Numberly offers a Happiness Guarantee. If the Client is dissatisfied with the quality of the strategic work provided, they may request a refund, subject to Numberly being given the opportunity to remedy the cause of the dissatisfaction first and allowed reasonable time to do so. Beyond the terms of this guarantee, and given the intellectual and time intensive nature of our diagnostics and models, standard refunds are not offered.
Upon acceptance of these Terms, the Client is granted a non exclusive, non transferable right to use the provided models and software for their internal organization. The Supplier exclusively owns all underlying IPR. The Client shall not apply for, register, or seek to obtain any intellectual property rights in relation to Numberly systems, and will promptly inform the Supplier about any attack on the validity or infringement of our IPR.
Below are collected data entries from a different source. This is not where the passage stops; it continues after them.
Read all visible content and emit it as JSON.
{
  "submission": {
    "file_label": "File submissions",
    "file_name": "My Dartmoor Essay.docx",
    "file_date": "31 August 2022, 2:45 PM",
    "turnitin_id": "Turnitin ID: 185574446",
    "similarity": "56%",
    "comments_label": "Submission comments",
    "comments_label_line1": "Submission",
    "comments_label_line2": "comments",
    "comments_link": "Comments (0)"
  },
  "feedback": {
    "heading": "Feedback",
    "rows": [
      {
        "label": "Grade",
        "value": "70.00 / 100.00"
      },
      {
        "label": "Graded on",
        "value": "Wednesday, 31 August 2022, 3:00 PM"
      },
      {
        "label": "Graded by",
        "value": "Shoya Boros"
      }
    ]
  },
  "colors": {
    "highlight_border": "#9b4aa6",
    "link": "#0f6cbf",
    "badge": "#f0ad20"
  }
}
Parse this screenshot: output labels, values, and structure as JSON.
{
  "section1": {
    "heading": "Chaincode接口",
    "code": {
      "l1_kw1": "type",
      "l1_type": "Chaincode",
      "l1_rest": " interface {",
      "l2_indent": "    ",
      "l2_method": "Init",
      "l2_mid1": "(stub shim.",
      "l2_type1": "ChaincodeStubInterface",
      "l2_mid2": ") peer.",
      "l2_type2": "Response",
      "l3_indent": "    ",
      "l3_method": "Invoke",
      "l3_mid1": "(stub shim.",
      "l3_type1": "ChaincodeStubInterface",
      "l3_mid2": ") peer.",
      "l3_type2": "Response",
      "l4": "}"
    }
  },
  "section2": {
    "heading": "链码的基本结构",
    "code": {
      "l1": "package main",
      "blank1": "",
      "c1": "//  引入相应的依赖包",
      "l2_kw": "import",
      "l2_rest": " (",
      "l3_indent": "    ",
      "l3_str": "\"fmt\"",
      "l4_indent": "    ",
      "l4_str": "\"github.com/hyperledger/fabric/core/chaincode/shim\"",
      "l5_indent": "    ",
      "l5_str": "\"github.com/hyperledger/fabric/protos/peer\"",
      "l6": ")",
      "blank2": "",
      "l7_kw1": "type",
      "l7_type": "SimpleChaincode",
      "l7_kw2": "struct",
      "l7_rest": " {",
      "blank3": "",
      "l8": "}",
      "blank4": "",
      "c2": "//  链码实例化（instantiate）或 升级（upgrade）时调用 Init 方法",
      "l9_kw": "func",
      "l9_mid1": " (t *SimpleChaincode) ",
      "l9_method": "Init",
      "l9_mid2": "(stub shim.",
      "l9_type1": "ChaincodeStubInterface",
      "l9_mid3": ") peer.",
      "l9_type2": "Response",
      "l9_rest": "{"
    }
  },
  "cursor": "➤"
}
Both Parties undertake that they will not at any time disclose or use for any purpose detrimental to the other Party any confidential information concerning the business, affairs, or financial models of the other, except to the extent required by law, to their professional advisers under a duty of confidentiality, or if the information becomes public knowledge through no improper disclosure.
As a consequence of the use of Numberly services, the Supplier will process Personal Data on behalf of the Client. The Client acts as the Controller and the Supplier as the Processor. The Supplier shall keep the Personal Data secret and oblige any person acting under its authority to do the same.
The Supplier will take appropriate measures to protect the Personal Data against loss or unlawful processing, ensuring an appropriate level of security. In the event of a data breach, the Supplier will notify the Controller without undue delay after discovery.
The total liability of the Supplier due to an attributable failure in the performance of these Terms on any legal basis whatsoever shall be limited to compensation for direct loss up to a maximum of the fees paid by the Client to the Supplier in the twelve months prior to the failure. Liability for indirect loss, consequential loss, loss of profits, lost savings, or loss due to business interruption is explicitly excluded.
Neither Party shall be obligated to fulfill any obligation if prevented from doing so by force majeure. This includes issues with third party suppliers, government measures, power failures, data network failures, or general transport problems.
The Agreement starts the moment the Client accepts these Terms. Either Party may terminate the Agreement with immediate effect in the event of bankruptcy, suspension of payments, insolvency, or if a Party fails to perform any material obligation after having received notice of such default and failing to cure it within three months.
The Client is responsible for exporting or copying any necessary information provided to the Supplier or generated by our models prior to the formal termination of the Agreement.
All legal relations between the Parties will be governed exclusively by US law. All legal disputes between the Parties will be settled by the competent court in Delaware.